Iranian Revolutionary Guards (file)
Iranian Revolutionary Guards (file)Reuters

Details of the Iranian nuclear deal show that sanctions relief will primarily benefit Iran's Revolutionary Guards Corps (IRGC), which is involved in terrorist activity around the world.

That relief will see about 90 current and former IRGC officials, entities including the IRGC, and firms doing business for the IRGC taken off of sanctions lists according to Reuters.

Dozens of IRGC-related firms will see a boon from the deal, and their economic profit is estimated to be a major source of the massive gain Iran is to experience from the controversial agreement.
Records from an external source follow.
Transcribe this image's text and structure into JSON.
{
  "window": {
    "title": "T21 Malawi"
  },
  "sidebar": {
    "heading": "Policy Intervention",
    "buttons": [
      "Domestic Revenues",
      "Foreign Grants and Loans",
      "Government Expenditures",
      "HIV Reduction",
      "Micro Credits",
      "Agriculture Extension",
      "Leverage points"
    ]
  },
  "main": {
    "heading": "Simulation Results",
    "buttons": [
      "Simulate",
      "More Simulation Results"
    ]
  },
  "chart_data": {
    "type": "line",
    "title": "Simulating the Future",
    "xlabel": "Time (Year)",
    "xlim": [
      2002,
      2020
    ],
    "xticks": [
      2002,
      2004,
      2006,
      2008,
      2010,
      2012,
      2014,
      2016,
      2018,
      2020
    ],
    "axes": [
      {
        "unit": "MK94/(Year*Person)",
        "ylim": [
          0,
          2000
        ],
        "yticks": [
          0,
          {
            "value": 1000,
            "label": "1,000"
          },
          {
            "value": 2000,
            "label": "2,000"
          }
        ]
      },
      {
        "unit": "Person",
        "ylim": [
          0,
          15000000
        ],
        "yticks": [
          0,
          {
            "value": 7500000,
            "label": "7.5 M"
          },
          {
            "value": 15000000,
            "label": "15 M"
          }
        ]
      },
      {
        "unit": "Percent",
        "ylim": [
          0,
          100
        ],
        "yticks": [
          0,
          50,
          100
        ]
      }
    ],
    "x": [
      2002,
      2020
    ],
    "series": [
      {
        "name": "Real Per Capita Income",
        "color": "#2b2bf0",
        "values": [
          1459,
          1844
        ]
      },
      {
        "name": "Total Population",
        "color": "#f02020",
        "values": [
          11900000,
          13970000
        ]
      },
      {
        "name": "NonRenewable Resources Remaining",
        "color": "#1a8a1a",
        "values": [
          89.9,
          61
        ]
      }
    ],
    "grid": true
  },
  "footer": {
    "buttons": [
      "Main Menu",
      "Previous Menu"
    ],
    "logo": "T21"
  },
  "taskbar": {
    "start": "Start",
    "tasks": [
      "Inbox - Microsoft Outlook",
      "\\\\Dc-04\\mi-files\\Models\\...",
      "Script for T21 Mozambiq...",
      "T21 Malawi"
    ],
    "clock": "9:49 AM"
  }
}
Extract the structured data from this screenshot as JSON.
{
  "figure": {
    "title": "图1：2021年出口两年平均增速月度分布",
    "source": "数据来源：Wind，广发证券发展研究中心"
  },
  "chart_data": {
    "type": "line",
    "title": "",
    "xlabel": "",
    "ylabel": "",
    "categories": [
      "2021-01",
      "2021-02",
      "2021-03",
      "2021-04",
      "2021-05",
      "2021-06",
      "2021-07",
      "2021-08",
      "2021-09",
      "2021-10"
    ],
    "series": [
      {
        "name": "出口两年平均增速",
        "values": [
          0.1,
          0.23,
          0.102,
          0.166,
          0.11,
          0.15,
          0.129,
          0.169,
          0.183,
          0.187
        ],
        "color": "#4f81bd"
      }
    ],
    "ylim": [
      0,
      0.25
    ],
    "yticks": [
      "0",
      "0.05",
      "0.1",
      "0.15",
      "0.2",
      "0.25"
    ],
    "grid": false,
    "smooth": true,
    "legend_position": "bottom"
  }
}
Those firms taken off sanctions lists as soon as the deal is implemented will be able to "move money through global banks, access the SWIFT financial system, obtain and extend credit," and more, according to Foundation for Defense of Democracies executive director Mark Dubowitz.

Dubowitz told Reuters that IRGC will be able to use their dominant role in Iran's economy to be a major force in bringing in new business to Iran, a fact that lead them to likely demand a piece of the pie as companies try to enter the Iranian market.

"Any company that wants to do business in a key strategic sector of Iran’s economy will have to do business with the Revolutionary Guards," he said.

One Western diplomat has estimated that the annual windfall for the IRGC from its business activities is between $10-12 billion.

Giving EU the green light

The nuclear deal will give sanctions relief to the IRGC in stages, with some linked firms seeing benefits immediately and others having to wait eight years for relief from the EU. The US will not give direct sanctions relief to those firms accused of more serious and direct involvement in foreign terrorist acts.

One of those firms that will have to wait eight years for EU relief is IRGC's construction arm, Khatam al Anbia, which holds at least 812 affiliated companies in an empire worth billions of dollars. The US has stated the firms are "proliferators of weapons of mass destruction."

Likewise Bank Saderat Iran (BSI), which the US notes transfers money to terror proxies such as Hamas and Hezbollah, will also see EU sanctions lifted in eight years.

The elite Quds Force, responsible for Iran's foreign terror operations, and the IRGC's airforce and missile command, will also be de-listed by the EU in eight years.

Aside from Quds Force Commander Gen. Qassem Soleimani, other senior terror officials who will have sanctions removed in eight years include Ahmad Vahidi, a former head of the IRGC wanted by Interpol for his role in the 1994 bombing of a Jewish community in Argentina's Buenos Aires by Hezbollah at Tehran's orders.

A number of smaller companies connected to the IRGC, many of which directly obtain military goods, are also to receive EU relief in eight years, such as Iran Aircraft Manufacturing Company responsible for developing military aircraft and unmanned aircraft, and Marine Industries that is tasked with marine military acquisitions.

Senator Bob Corker, chair of the Senate Foreign Relations Committee, warned at a hearing last month that the IRGC are "going to be the number one beneficiary of the sanctions lifting."